Niye böyle düşündüğümü anlatmadan önce iki noktaya açıklık getireyim:
1) Rövanş ne demek? Fransızcadan geçen bu kelimeyi Türk Dil Kurumu Sözlüğü şöyle tanımlıyor: "Sporda veya oyunda yenilmiş olanın, aynı rakiple oynadığı ikinci oyun."
Kötü ifade edilmiş bir tanım. Ayrıca kelimenin özü tanıma alınmamış. Basitçe intikam alma fırsatıdır rövanş.
2) 28 Şubat (1997) postmodern darbe sürecine maruz kalan Necmettin Erbakan'a da, Tansu Çiller'e de bir sempati duymam. Tarzları bana uymaz. Yani onların hakkını savunmamın sebebi, sevgi değil, ilkeler.
Darbeciler ve yardakçıları
Halkın verdiği oylarla Meclis'e girmiş olan Erbakan başkanlığındaki Refah Partisi ile Çiller başkanlığındaki Doğru Yol Partisi... 1996'da kısaca RefahYol denilen bir koalisyon hükümeti kurmuştu.

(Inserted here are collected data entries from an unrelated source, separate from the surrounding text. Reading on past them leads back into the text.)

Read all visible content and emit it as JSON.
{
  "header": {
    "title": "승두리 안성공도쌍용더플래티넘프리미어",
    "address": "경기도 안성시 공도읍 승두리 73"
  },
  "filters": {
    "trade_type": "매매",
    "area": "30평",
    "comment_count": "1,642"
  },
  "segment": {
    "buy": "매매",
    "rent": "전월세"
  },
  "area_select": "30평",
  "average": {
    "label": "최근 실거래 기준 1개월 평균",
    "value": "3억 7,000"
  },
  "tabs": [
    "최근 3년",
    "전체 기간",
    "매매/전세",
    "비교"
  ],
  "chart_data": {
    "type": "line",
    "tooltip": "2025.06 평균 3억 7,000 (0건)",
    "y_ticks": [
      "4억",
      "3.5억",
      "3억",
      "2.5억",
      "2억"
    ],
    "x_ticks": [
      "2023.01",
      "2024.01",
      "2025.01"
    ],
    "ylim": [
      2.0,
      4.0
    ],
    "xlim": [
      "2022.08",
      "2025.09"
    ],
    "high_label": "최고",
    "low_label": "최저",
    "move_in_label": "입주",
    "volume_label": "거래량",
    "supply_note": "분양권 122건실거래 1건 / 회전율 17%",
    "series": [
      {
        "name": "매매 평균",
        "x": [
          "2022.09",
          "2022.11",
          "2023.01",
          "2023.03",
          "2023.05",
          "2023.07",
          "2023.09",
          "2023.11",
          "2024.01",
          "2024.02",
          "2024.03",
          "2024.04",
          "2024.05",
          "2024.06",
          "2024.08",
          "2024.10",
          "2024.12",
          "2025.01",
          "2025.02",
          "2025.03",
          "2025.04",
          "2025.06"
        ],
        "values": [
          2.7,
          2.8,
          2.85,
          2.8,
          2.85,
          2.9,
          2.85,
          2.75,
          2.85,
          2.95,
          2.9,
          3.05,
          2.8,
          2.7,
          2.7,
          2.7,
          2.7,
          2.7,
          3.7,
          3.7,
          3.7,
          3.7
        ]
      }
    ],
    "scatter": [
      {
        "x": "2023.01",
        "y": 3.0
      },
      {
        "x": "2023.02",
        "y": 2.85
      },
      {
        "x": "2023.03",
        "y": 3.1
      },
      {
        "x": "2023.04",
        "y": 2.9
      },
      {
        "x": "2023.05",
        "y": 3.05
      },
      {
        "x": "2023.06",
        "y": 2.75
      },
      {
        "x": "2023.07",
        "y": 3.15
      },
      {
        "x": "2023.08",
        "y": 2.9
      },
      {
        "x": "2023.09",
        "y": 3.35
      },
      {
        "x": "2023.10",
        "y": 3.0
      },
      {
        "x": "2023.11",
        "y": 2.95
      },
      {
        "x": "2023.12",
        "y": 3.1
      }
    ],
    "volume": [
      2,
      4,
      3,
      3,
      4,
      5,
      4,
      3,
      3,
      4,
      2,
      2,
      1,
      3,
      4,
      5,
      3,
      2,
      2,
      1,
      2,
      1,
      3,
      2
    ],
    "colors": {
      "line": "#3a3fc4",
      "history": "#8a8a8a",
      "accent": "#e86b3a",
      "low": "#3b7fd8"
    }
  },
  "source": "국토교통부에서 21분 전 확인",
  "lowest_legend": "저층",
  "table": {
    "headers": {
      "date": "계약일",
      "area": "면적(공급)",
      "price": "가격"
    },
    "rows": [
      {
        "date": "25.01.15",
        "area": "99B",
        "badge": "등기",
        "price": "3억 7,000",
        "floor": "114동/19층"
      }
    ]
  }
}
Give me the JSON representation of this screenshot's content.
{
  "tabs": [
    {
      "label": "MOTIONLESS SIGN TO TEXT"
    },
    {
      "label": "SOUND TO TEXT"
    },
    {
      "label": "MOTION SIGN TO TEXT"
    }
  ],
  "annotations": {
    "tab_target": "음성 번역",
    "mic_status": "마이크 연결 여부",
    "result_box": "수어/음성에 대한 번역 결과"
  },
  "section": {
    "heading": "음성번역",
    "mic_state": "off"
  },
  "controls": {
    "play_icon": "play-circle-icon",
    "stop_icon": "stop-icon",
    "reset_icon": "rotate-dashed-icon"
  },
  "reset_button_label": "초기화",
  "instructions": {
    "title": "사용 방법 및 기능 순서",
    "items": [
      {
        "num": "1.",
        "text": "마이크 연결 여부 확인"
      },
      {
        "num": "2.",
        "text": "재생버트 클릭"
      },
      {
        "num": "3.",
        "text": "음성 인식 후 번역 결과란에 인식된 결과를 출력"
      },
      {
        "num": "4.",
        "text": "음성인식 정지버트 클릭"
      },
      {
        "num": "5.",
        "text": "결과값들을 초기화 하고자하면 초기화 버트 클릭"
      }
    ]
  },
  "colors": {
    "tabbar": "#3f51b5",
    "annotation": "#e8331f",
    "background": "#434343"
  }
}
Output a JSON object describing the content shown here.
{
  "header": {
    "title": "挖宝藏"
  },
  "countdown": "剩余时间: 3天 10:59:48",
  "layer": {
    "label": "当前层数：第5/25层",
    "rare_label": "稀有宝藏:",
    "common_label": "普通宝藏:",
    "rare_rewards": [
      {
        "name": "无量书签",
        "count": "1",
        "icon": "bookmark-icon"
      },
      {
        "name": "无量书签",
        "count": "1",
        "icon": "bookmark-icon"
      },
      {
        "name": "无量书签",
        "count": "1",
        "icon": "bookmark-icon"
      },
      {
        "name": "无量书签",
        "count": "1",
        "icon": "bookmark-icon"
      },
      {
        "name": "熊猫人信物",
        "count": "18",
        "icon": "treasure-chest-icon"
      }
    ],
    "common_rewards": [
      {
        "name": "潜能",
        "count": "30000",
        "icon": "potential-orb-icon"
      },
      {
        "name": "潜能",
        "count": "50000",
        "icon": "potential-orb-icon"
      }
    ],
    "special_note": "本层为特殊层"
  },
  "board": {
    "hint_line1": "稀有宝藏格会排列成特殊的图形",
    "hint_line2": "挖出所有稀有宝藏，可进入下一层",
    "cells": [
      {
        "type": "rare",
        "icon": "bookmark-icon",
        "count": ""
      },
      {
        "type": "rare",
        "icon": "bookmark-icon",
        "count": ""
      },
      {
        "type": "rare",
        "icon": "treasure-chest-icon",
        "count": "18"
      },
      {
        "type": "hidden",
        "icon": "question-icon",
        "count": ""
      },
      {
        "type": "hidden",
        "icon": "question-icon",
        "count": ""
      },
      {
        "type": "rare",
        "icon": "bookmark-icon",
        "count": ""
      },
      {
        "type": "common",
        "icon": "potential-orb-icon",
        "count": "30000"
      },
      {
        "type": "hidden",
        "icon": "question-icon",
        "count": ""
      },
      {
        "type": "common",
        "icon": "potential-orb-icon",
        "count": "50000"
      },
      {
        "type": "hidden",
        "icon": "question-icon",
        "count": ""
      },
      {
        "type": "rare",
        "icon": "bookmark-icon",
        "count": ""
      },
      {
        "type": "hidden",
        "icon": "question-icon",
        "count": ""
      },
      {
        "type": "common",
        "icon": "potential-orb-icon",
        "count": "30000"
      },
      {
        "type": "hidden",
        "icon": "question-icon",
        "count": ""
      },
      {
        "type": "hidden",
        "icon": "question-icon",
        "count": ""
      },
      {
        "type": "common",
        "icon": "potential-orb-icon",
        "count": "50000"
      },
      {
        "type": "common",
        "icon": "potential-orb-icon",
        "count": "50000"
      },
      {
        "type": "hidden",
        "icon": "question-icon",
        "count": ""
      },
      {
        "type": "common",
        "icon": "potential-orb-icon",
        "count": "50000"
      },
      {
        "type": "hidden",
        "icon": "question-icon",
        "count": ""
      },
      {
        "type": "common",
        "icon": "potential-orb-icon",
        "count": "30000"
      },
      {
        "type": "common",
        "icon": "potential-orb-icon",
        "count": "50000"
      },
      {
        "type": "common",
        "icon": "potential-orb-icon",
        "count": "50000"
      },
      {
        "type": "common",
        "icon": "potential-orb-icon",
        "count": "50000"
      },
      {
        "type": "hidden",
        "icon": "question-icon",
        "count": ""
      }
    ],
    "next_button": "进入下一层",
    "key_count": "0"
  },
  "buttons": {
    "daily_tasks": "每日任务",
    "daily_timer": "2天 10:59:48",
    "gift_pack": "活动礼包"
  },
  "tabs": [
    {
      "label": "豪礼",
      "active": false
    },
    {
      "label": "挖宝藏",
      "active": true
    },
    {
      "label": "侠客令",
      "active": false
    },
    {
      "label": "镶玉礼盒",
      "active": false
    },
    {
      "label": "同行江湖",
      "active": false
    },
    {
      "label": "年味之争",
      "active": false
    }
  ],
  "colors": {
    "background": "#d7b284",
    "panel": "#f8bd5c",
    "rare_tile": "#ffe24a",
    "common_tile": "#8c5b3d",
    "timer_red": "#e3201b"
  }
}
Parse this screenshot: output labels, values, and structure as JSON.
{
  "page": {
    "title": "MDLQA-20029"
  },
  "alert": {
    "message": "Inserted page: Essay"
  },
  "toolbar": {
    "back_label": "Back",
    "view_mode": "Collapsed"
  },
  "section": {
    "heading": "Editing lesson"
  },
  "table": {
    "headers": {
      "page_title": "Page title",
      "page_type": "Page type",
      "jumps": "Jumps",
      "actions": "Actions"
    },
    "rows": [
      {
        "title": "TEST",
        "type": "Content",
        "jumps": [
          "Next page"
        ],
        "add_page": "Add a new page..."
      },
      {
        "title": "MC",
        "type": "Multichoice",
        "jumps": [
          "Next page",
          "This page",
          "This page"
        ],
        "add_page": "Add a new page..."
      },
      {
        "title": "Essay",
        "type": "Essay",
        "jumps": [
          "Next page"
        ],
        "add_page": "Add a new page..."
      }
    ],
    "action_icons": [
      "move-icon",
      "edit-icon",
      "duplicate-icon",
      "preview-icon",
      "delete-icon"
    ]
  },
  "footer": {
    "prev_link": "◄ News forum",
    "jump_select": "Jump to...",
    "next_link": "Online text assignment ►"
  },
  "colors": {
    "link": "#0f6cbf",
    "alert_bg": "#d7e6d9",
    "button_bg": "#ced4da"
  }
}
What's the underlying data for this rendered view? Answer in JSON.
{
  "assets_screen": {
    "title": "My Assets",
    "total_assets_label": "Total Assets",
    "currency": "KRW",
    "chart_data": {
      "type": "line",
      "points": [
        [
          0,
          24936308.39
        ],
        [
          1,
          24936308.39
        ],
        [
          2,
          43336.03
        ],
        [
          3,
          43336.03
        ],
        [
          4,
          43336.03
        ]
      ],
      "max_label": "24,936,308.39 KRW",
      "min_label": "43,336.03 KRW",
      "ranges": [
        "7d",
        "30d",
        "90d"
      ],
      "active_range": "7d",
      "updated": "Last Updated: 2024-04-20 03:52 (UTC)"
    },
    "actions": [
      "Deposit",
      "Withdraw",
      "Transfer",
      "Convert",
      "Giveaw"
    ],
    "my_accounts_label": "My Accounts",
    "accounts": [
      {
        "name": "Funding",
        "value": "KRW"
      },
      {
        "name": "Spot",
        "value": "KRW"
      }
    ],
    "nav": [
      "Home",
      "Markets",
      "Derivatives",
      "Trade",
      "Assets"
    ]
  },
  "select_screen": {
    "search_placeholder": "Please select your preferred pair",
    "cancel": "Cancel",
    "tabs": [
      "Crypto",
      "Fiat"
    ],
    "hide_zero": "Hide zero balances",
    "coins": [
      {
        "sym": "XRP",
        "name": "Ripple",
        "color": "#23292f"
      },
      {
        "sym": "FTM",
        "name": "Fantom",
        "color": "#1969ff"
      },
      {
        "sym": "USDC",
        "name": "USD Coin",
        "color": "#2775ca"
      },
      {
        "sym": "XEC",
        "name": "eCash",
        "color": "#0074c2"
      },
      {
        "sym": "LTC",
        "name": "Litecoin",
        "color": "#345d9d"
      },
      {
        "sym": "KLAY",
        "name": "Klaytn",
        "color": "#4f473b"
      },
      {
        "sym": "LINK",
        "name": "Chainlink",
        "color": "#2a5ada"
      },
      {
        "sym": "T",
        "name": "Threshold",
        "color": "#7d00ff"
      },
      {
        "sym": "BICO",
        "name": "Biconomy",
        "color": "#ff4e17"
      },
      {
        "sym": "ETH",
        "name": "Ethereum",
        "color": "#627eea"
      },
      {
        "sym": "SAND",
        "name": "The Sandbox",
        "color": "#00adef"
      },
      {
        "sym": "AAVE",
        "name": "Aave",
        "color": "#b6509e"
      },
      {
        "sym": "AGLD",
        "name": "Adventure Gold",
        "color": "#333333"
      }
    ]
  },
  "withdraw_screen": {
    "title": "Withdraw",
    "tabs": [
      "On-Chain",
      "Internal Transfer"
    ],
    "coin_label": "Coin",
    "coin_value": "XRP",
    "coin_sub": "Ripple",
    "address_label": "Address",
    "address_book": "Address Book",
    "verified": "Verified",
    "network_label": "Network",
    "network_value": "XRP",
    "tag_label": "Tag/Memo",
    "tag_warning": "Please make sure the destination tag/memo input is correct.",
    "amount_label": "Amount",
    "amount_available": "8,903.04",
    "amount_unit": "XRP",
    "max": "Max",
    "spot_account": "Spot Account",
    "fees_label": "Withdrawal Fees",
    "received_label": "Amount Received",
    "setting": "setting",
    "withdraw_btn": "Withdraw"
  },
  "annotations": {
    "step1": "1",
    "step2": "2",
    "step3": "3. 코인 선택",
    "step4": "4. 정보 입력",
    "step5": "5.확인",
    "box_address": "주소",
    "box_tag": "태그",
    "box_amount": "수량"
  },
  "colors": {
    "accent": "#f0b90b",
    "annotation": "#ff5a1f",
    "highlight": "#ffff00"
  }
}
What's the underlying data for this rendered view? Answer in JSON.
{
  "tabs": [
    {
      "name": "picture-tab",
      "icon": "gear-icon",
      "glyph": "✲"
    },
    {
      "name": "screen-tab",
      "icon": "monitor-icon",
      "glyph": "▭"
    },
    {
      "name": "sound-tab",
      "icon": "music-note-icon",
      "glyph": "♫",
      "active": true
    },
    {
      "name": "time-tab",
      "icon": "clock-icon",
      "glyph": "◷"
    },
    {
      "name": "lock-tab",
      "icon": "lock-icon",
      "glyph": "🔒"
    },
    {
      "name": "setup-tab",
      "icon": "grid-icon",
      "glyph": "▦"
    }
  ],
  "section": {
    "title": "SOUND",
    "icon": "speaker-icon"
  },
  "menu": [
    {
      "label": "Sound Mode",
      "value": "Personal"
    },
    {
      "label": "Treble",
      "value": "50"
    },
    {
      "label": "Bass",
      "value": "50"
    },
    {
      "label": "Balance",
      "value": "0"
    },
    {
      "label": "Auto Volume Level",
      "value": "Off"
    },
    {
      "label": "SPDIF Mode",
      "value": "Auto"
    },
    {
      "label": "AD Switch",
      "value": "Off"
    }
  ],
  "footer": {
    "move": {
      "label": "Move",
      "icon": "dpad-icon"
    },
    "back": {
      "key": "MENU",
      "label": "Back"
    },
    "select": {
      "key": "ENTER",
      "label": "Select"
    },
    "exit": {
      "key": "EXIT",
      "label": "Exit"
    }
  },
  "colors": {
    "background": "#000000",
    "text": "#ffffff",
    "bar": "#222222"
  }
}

Türkiye'nin sınırlarını korumaları için maaş ödediğimiz... Altlarına lüks makam arabaları verdiğimiz... Dayalı döşeli lojmanlarda yaşattığımız generaller... Başta Hürriyet ile Sabah grupları olmak üzere, İstanbul büyük sermayesinin sesi olan medyayla ve bilhassa kimi Yüksek Yargı mensuplarıyla işbirliği yaparak RefahYol'u 1997'de iktidardan indirdiler... Dönemin Cumhurbaşkanı Süleyman Demirel de bu darbenin gerçekleştirilmesinde onlara yardımcı oldu...
Bana ve benim gibi düşünenlere göre bu yapılan suçtu.
Gasp varsa, ceza da olacak
Çünkü halkın oyuyla, Anayasa ve yasalara uygun biçimde işbaşına geçmiş bir hükümeti devirmek suçtur... Hükümeti devirmek için planlar yapmak suçtur... Plan yapanlara yardımcı olmak, bu hedef uğruna elindeki araçları (örneğin gazete ve televizyonları) kullanmak da suçtur.
Darbeciler ve yardakçıları Milli İradenin hukukunu çiğnedi, halkın temsilcisi olan siyasetçilerin hakkını yedi.
Onca haksızlığın bir rövanşı olacak elbette. Ne yani, ellerini kollarını sallayarak hayatlarına devam mı etsinler?
Hem "demokratik hukuk devleti olalım" diyeceksiniz, hem de darbecileri yargılamayacaksınız: Olmaz öyle şey! Başkasının parasını gasp eden nasıl yargılanıyorsa, başkasının hakkını gasp eden de yargılanacak. "
Darbe yaptık" demişti
Not: Gözaltına alınma kararı çıkanlara bakıyorum da... Esas olarak karacı askerler... Halbuki 28 Şubat'ın en önemli odaklarından biri olan, Batı Çalışma Grubu adlı yüzde yüz kanunsuz organizasyon, Deniz Kuvvetleri bünyesinde kurulmuştu. Başında da müteveffa DKK Komutanı Ora. Güven Erkaya vardı.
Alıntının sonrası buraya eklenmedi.